A lot of people spoke out against the initial proposed design for the redesign of the Town Gazebo, which, according to Town Manager Warren Cabe, was the result of input from stakeholders who use the current facility. A number also spoke out in favor of a regular informal town hall event that would allow some interaction between members of the community and the Aldermen beyond that which is practical at a formal town board meeting. The board voted 4-2 last month to reject the Mayor's proposal to hold such meetings.


Also, here is the text of the comments delivered by Brittany Burns during the public comment session:

Dear board,


I wanted to speak with you regarding last month's decision to not appoint a liaison to East Franklin school. First, I do not see what it would hurt. Ideally, I would think the board would want to foster cooperation and that you all would want to be involved in the lives of your citizens, so to find out that you are against a simple liaison, even though you had someone willing to do it, is baffling.

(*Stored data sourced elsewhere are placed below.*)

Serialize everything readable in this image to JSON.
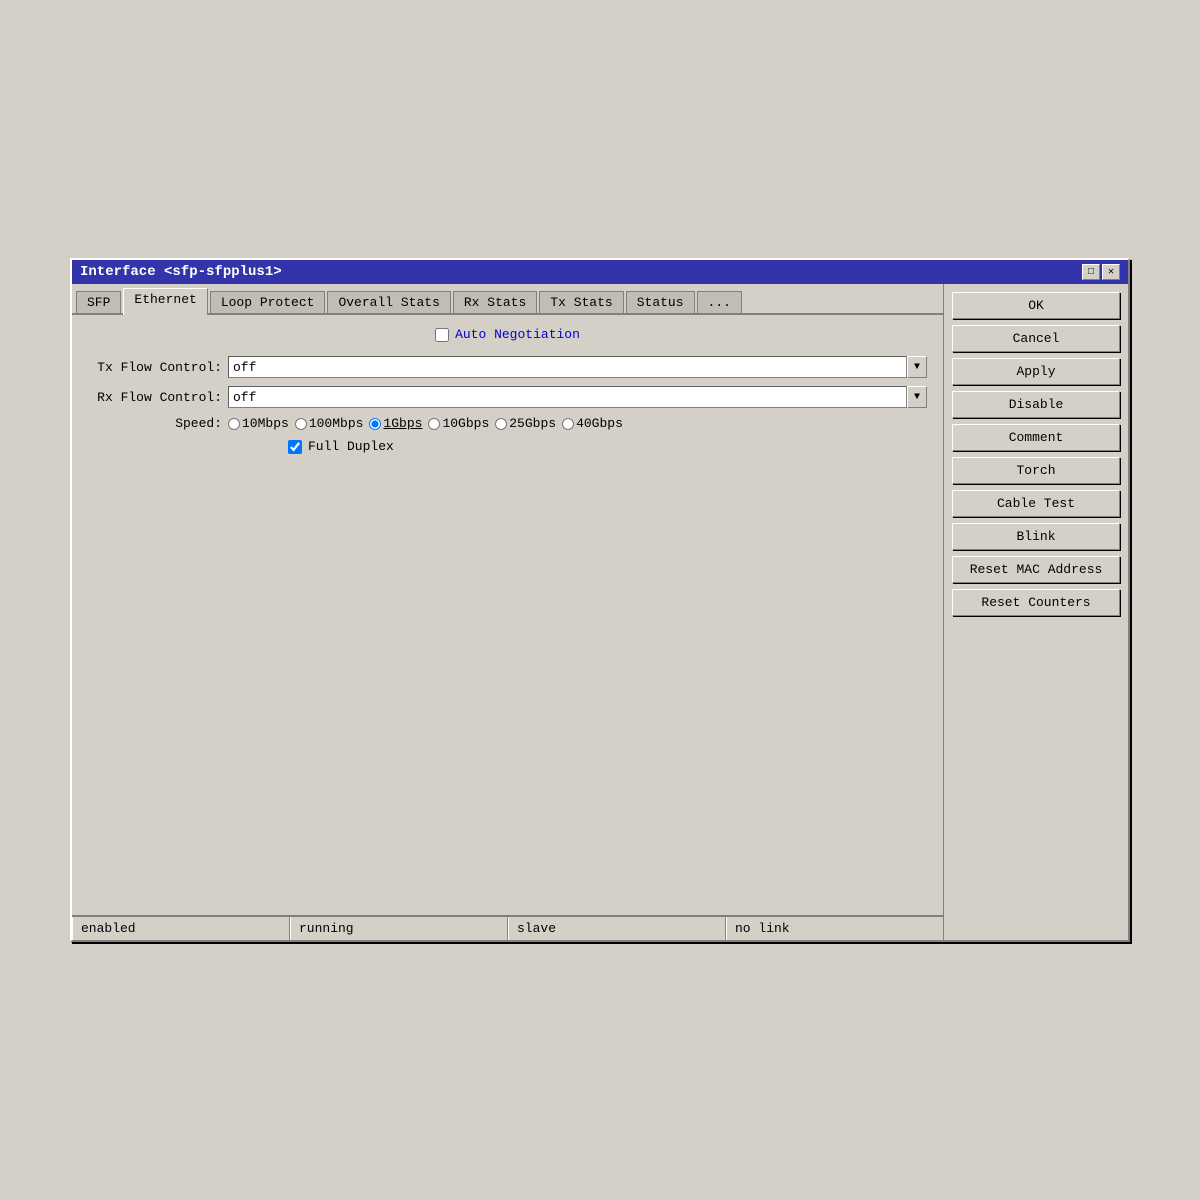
{
  "window": {
    "title": "Interface <sfp-sfpplus1>",
    "minimize_label": "□",
    "close_label": "✕"
  },
  "tabs": [
    {
      "label": "SFP",
      "active": false
    },
    {
      "label": "Ethernet",
      "active": true
    },
    {
      "label": "Loop Protect",
      "active": false
    },
    {
      "label": "Overall Stats",
      "active": false
    },
    {
      "label": "Rx Stats",
      "active": false
    },
    {
      "label": "Tx Stats",
      "active": false
    },
    {
      "label": "Status",
      "active": false
    },
    {
      "label": "...",
      "active": false
    }
  ],
  "form": {
    "auto_negotiation_label": "Auto Negotiation",
    "tx_flow_label": "Tx Flow Control:",
    "tx_flow_value": "off",
    "rx_flow_label": "Rx Flow Control:",
    "rx_flow_value": "off",
    "speed_label": "Speed:",
    "speed_options": [
      "10Mbps",
      "100Mbps",
      "1Gbps",
      "10Gbps",
      "25Gbps",
      "40Gbps"
    ],
    "selected_speed": "1Gbps",
    "full_duplex_label": "Full Duplex",
    "full_duplex_checked": true,
    "auto_negotiation_checked": false
  },
  "buttons": {
    "ok": "OK",
    "cancel": "Cancel",
    "apply": "Apply",
    "disable": "Disable",
    "comment": "Comment",
    "torch": "Torch",
    "cable_test": "Cable Test",
    "blink": "Blink",
    "reset_mac": "Reset MAC Address",
    "reset_counters": "Reset Counters"
  },
  "status_bar": {
    "enabled": "enabled",
    "running": "running",
    "slave": "slave",
    "no_link": "no link"
  },
  "dropdown_arrow": "▼"
}
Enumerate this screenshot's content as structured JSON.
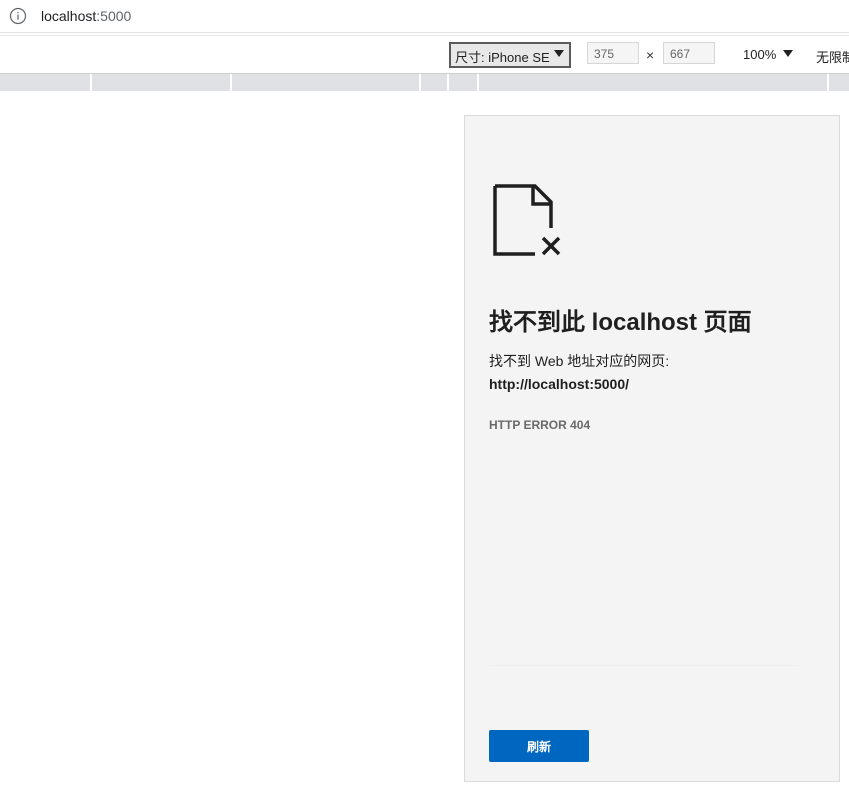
{
  "address_bar": {
    "host": "localhost",
    "port": ":5000"
  },
  "device_toolbar": {
    "device_label": "尺寸: iPhone SE",
    "width": "375",
    "height": "667",
    "dimension_separator": "×",
    "zoom": "100%",
    "throttling": "无限制"
  },
  "page": {
    "title": "找不到此 localhost 页面",
    "description": "找不到 Web 地址对应的网页:",
    "url": "http://localhost:5000/",
    "error_code": "HTTP ERROR 404",
    "reload_button": "刷新"
  },
  "colors": {
    "accent": "#0067c0",
    "viewport_bg": "#f4f4f4",
    "ruler": "#dfe1e5"
  },
  "icons": [
    "info-icon",
    "page-not-found-icon",
    "dropdown-caret-icon"
  ]
}
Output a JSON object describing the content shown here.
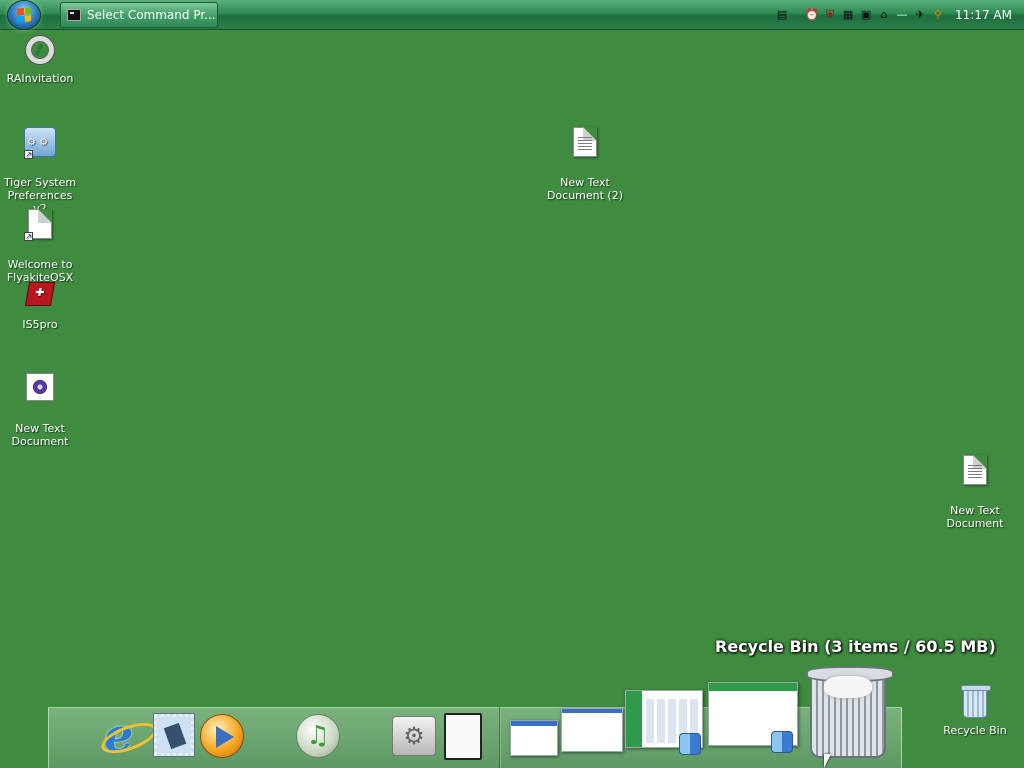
{
  "taskbar": {
    "start_button": "start-orb",
    "active_task": {
      "label": "Select Command Pr...",
      "icon": "command-prompt-icon"
    },
    "tray_icons": [
      "battery-icon",
      "alarm-clock-icon",
      "shield-icon",
      "network-icon",
      "monitor-icon",
      "presentation-icon",
      "line-icon",
      "satellite-icon",
      "search-icon"
    ],
    "clock": "11:17 AM"
  },
  "desktop": {
    "background_color": "#3f8b3f",
    "icons": [
      {
        "name": "RAInvitation",
        "icon": "lifebuoy-icon"
      },
      {
        "name": "Tiger System\nPreferences v2",
        "icon": "system-preferences-icon"
      },
      {
        "name": "Welcome to\nFlyakiteOSX",
        "icon": "document-icon"
      },
      {
        "name": "IS5pro",
        "icon": "package-icon"
      },
      {
        "name": "New Text\nDocument",
        "icon": "media-file-icon"
      },
      {
        "name": "New Text\nDocument (2)",
        "icon": "text-document-icon"
      },
      {
        "name": "New Text\nDocument",
        "icon": "text-document-icon"
      },
      {
        "name": "Recycle Bin",
        "icon": "recycle-bin-icon"
      }
    ]
  },
  "dock": {
    "tooltip": "Recycle Bin (3 items / 60.5 MB)",
    "items": [
      "internet-explorer-icon",
      "mail-icon",
      "media-player-icon",
      "itunes-icon",
      "system-preferences-icon",
      "document-icon",
      "window-thumbnail-1",
      "window-thumbnail-2",
      "window-thumbnail-3",
      "window-thumbnail-4",
      "trash-icon"
    ]
  }
}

In today's time, the state continues to push down obligations to local government. Priorities and responsibilities that used to be status quo on the state level, are now being kicked down the road for local governments to figure out. These burdens are becoming increasingly heavy for our county government. With things such as public education, road maintenance, mental health issues, and other factors playing musical chairs between who should take care of these responsibility, the state or the county, the focus should be that at the end of the day the citizens are the ones who are adversely affected by these decisions. These are your citizens, and while there is no state law requiring you to step up and go above and beyond your outlined obligations, I would hope that as elected officials you would want to.

I live within the town of Franklin. I have an 8 month old son, who will more than likely end up attending East Franklin Elementary school. There is nothing in this world that I worry more about than his safety. Every day I do everything in my power to ensure that he is taken care of and that he is as safe as possible. I beg of you to consider sharing the county's obligation to keep our children safe and to look for an avenue to provide a school resource officer at East Franklin School.

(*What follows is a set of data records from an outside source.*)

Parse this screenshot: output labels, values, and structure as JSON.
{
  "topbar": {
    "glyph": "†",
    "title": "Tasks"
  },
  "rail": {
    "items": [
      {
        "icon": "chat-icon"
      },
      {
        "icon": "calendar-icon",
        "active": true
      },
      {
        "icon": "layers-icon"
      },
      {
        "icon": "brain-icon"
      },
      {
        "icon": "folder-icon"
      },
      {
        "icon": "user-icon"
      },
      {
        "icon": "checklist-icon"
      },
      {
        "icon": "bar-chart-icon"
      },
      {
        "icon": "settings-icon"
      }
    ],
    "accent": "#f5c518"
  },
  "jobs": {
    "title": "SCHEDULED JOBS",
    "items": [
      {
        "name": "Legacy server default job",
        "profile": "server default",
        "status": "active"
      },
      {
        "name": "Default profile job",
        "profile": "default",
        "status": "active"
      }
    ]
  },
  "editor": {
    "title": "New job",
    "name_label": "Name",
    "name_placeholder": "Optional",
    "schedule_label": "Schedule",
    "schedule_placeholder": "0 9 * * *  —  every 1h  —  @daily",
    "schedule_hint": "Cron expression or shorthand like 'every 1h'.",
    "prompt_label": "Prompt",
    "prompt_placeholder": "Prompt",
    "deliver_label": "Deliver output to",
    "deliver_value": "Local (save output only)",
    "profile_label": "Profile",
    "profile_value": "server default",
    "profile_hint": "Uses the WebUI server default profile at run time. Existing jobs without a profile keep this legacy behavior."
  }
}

Franklin Police Department and Chief Adams do a remarkable job at having officers patrol East Franklin, and whenever possible, provide an officer during pick up and drops offs. I am beyond grateful for that. I just don't think it is enough, and I cannot begin to think of why with everything that has happened in our country in recent years that you would think that is enough too. Why, something that seems so easy and achievable, why you refuse to even entertain the idea by looking at costs and whether or not your departments could do it. Why it has been an automatic no.

School resource officers may not be something you are in the business of. But why not? Is the school not in your district? Are the children not within the town? Do their parents not pay town taxes? If there is something that you could do to ensure our children, the future of our town, are as safe as possible, why would you want to turn a blind eye? Are you waiting for something to happen to then react instead of being proactive now? If that is the case, then I am terrified as to what it might take in order to get you to care about the safety of our future.

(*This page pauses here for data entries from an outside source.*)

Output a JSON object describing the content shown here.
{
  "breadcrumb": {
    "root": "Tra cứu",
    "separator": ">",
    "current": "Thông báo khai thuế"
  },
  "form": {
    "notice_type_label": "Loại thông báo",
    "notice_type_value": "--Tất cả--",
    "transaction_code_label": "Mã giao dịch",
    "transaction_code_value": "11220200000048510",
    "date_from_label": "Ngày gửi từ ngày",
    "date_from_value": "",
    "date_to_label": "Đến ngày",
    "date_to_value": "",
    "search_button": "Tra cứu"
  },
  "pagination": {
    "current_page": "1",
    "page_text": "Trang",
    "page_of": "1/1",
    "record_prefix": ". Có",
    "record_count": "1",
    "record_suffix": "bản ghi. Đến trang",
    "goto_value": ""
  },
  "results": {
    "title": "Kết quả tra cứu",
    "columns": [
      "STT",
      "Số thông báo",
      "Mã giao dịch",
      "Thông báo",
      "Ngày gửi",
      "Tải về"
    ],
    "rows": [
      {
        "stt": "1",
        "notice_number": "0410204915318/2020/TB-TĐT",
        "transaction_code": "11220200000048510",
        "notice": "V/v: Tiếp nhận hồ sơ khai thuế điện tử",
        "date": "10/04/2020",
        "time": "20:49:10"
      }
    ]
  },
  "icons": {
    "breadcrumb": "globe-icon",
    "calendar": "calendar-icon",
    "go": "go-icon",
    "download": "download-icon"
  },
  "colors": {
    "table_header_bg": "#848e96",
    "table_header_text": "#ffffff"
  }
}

The town of Highlands not only substantially helps Highlands school with countless activities and operations, they also provide an SRO to that school. They provide the funding through their department. Do they care more about their children than you all do?

The state has even began to question the role in town government, and whether it is truly necessary or if it could be just as functional if combined with county government. Knowing these discussions are taking place, how could you not want to step up and be a leader to show that town government is crucial in the safety, in the progress, in the sustainability and growth of small towns? You all have that opportunity, what is it going to take to get you to seize it?